Over one hundred passengers, mostly male, were waiting there to catch bus. Whenever a bus comes, dozens of people swoop on it and struggle to ride on.
Shakila was trying to join the struggle but was defeating repeatedly by her male counterparts.
Similar things happened for around next 40 minutes. Finally, she could ride on a bus at around 8:45am, but could not get any seat. She travelled her way standing on foot.
She reached her Motijheel office at around 9:30, a 30-minute late than the office schedule.
"Just similar things happen in the way of returning from office. This is not sufferings of single day, I have to endure similar experience almost daily," Shakila was talking to BSS.
Transport crisis is believed to be one of the major causes of sufferings of hundreds of working women.
Around 4,000 buses are currently plying in the capital.
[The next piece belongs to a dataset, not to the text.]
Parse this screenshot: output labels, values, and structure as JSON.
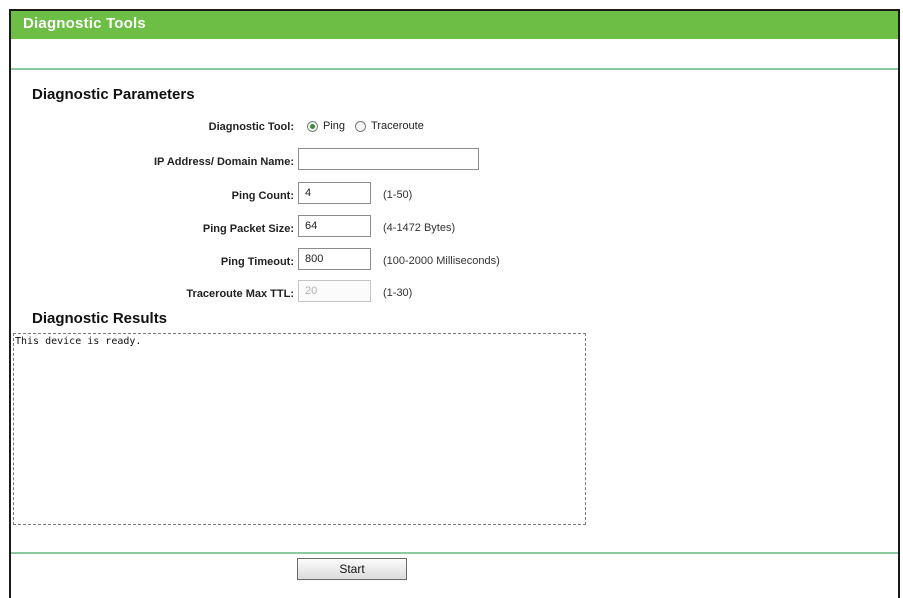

But the demand is triple, said transport operators.
Besides, CNG-run auto rickshaws, taxicabs, human haulers are not sufficient. Such scarcity of public transport causes immense sufferings to female passengers including sexual harassment.
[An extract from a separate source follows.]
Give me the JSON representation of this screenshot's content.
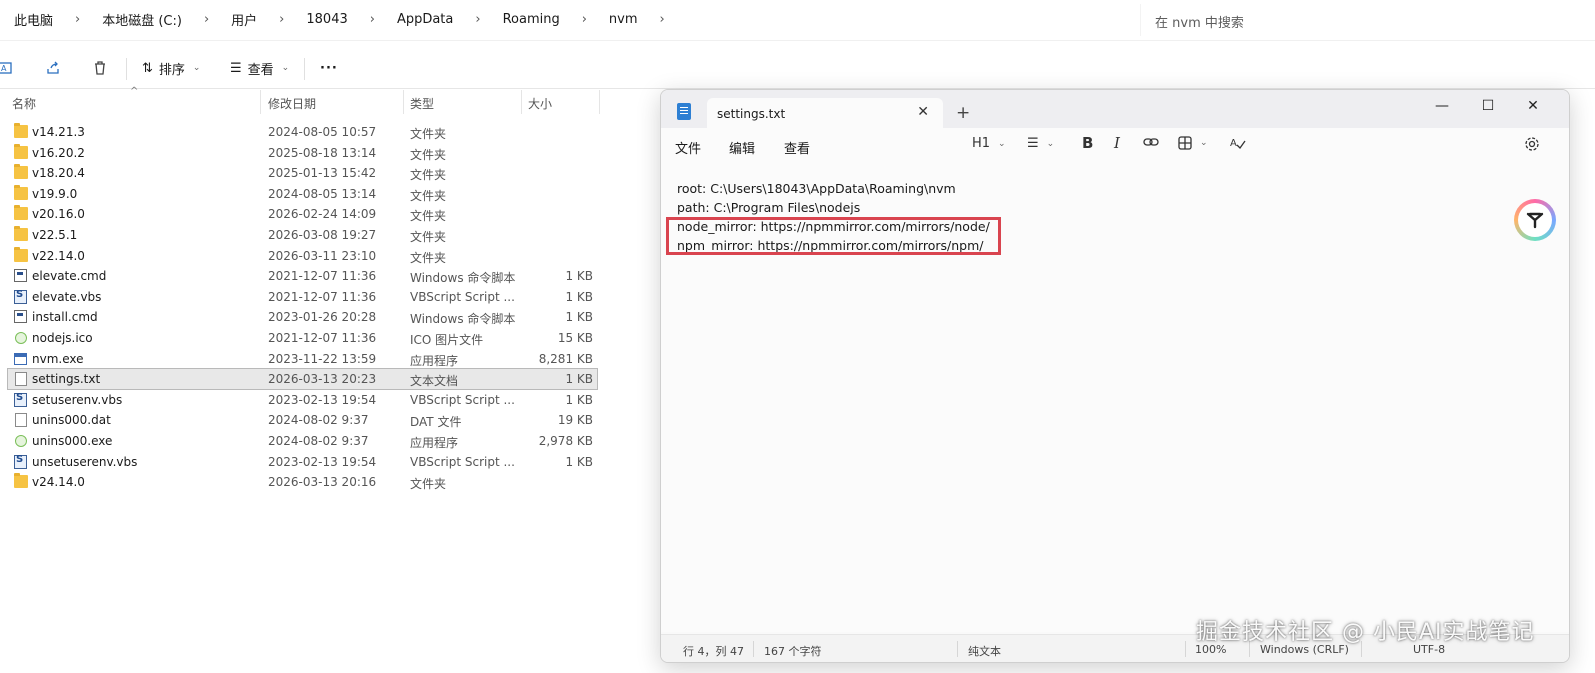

"As most of the buses remain jam-packed, I often face sexual harassment by male passengers," said a female student of a private university.
There are only 6 to 7 seats designated for women in bus. But the number of female passengers is double and triple in each bus. In most of the case, they have to keep standing enduring such harassment, said Sabrina Ahmed, a private job holder.
"If I want to travel through CNG-run auto rickshaws, I have to spend huge amount of money daily. My salary does not permit it. So, I have to travel through buses struggling with many difficulties," said Kamrunnahanar, also a service holder.
In such a situation, the state-run Bangladesh Road Transport Corporation (BRTC) has come up with a special service for women.
Almas Ali, Deputy General Manager (Operations) of BRTC said a total of 15 government buses are currently plying for women on different routes.
The routes are Mirpur to Motijheel, Mohammadpur to Motijheel, Rampura to Motijheel, Narayanganj to Motijheel and Savar to Motijheel.
"We will increase the number of buses if the demand increases," he told the correspondent.
Kazi Md. Shifun Newaz, assistant professor of Accident Research Institute (ARI) of BUET, said the government should make mandatory all the bus companies to keep at five percent of their total buses designated for women.
For example, at least one bus in each of the 20 buses must be designated for women and the government should be keep vigil to ensure implementation of it.
Eminent women rights activists Khushi Kabir emphasized on conducting massive campaign for raising public awareness to ensure women safety in public transport sector.
"Drivers and conductors must be trained up on how to behave with female passengers," she viewed.
Besides, special bus for women must be available in all routes, Kabir demanded.
Khandaker Enayet Ullah, general Secretary of Dhaka Road Transport Owners Association, said, "We have already issued directive to all the bus owners to keep few seats always designated for women in each buses."
But male passengers in many cases don't behave in responsible manner. They occupy the seats, which are designated for women, and create trouble, he said. Enayet also demanded for formulation of a law with a provision to punish the male passengers, who will occupy female seats.